Rice will confer with officials of the so-called EU-3 at a time when talks have bogged down within the Security Council on a statement seeking to call Iran to account for its suspected efforts to develop a nuclear bomb.

"Secretary Rice will be traveling to the UK, France and Germany, leaving this Wednesday and returning Sunday," said the State Department official, who asked not to be named.

He said the discussions would cover a wide range of topics "but I am sure Iran will be a major feature of it." The three European nations have taken the lead in efforts to talk Tehran out of developing nuclear weapons.

The German government last week confirmed Rice would meet with Chancellor Angela Merkel and Foreign Minister Frank-Walter Steinmeier during a stopover in Berlin on Thursday.

She was invited to Britain by Foreign Secretary Jack Straw, who visited Rice’s homestate of Alabama in October. It was not immediately clear whom the chief US diplomat would meet in France.

Rice’s trip comes among signs of growing impatience in Washington with the lack of a firm response by the international community to Iran, which insists its nuclear program is for strictly peaceful puproses.

Negotiations to persuade Iran to renounce any nuclear arms ambitions hit a dead end in January when Tehran announced it was resuming sensitive research on uranium enrichment that it had suspended for two years.

The United States succeeded last month in persuading the International Atomic Energy Agency (IAEA) to refer the matter to the Security Council, which has the authority to impose eventual sanctions.

But Russia and China, two of the council’s five veto-wielding permanent members, have opposed language in a presidential statement that would even hint at punitive measures against their ally and key trading partner.

After weeks of expressing confidence that the council would eventually agree on a text, Rice started last week to vent at the slow pace of negotiations.

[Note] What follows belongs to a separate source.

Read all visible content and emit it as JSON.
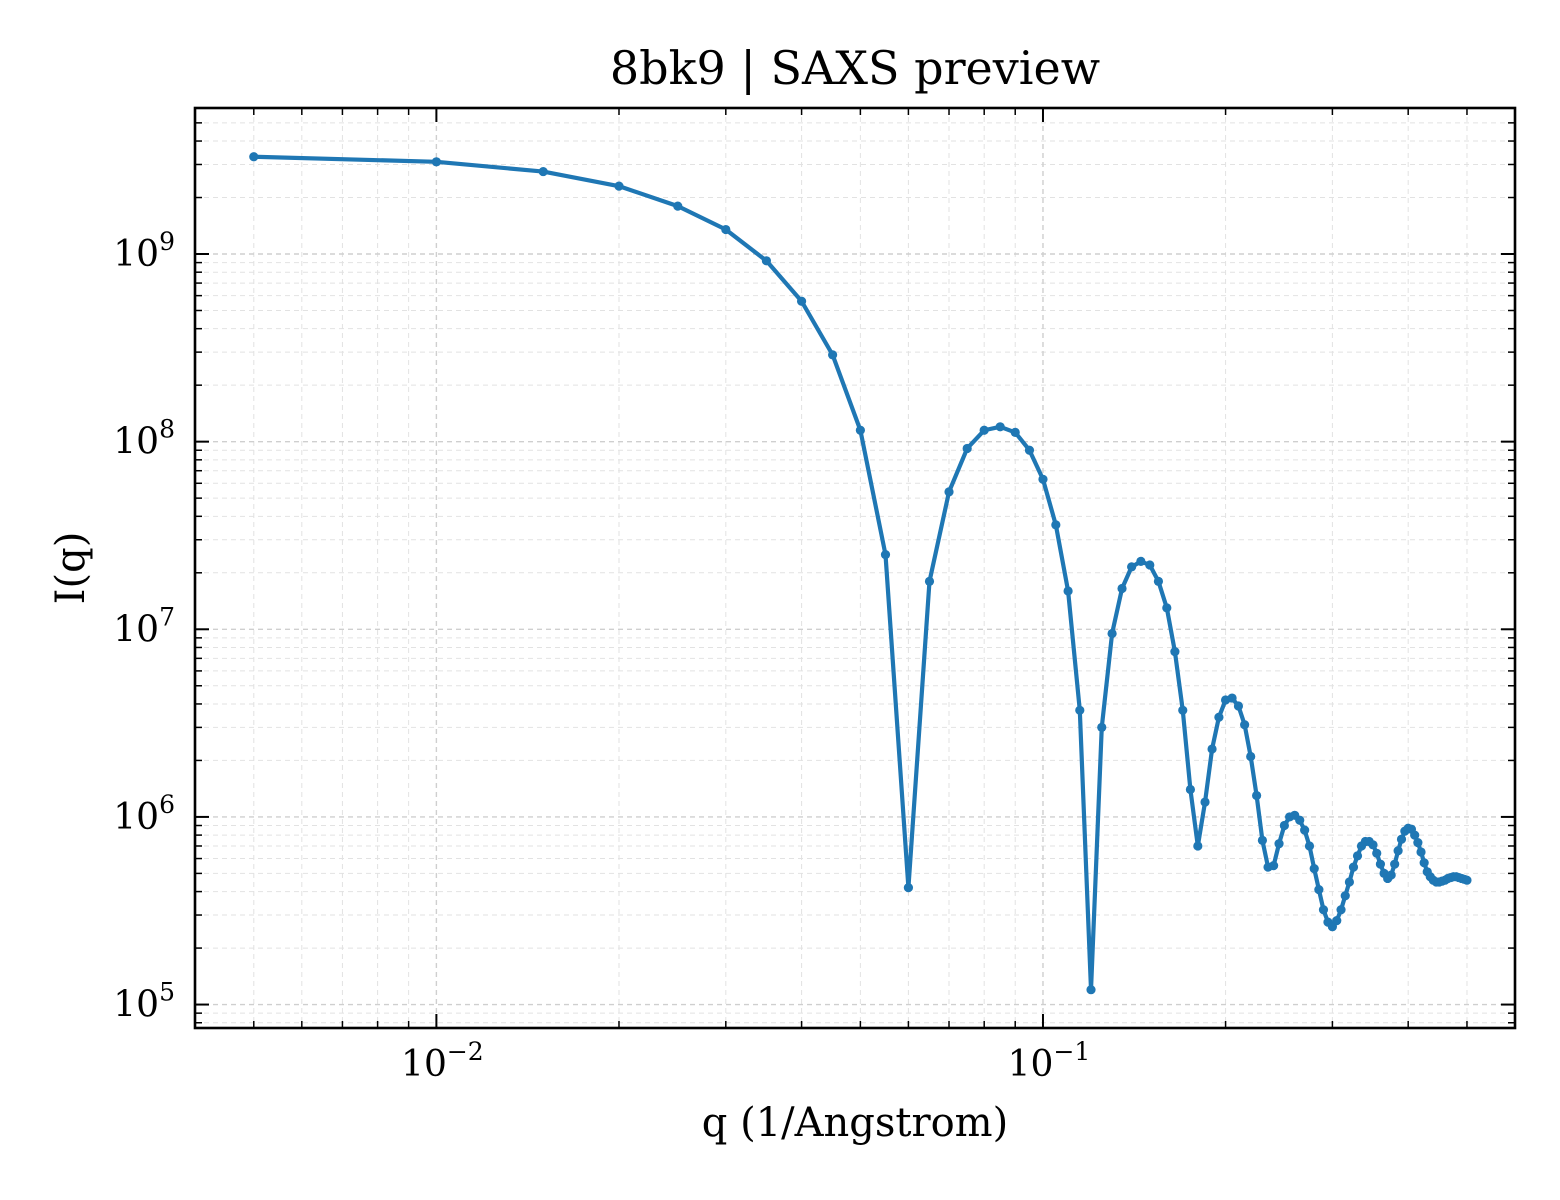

"There is no time for delay in taking on this issue," she told a news conference on Thursday. "There can’t be any stalling. The international community has got to act."

Rice called her Russian counterpart Sergei Lavrov on Friday to try to end the impasse and said their negotiators would work through the weekend to try to come up with compromise language.

"Nobody believes that Iran should have enrichment and reprocessing capability on its territory," Rice told the "Fox News Sunday" program. But she conceded "there are some tactical issues about how best to express that."

Efforts to thrash out a statement on Iran have centered on the council’s five permanent members — the United States, Russia, China, France and Britain — plus Germany.

Rice told NBC television Sunday that once agreement was reached on a statement, Washington might seek a ministerial meeting of the P-5 plus Germany "to talk about charting a course forward."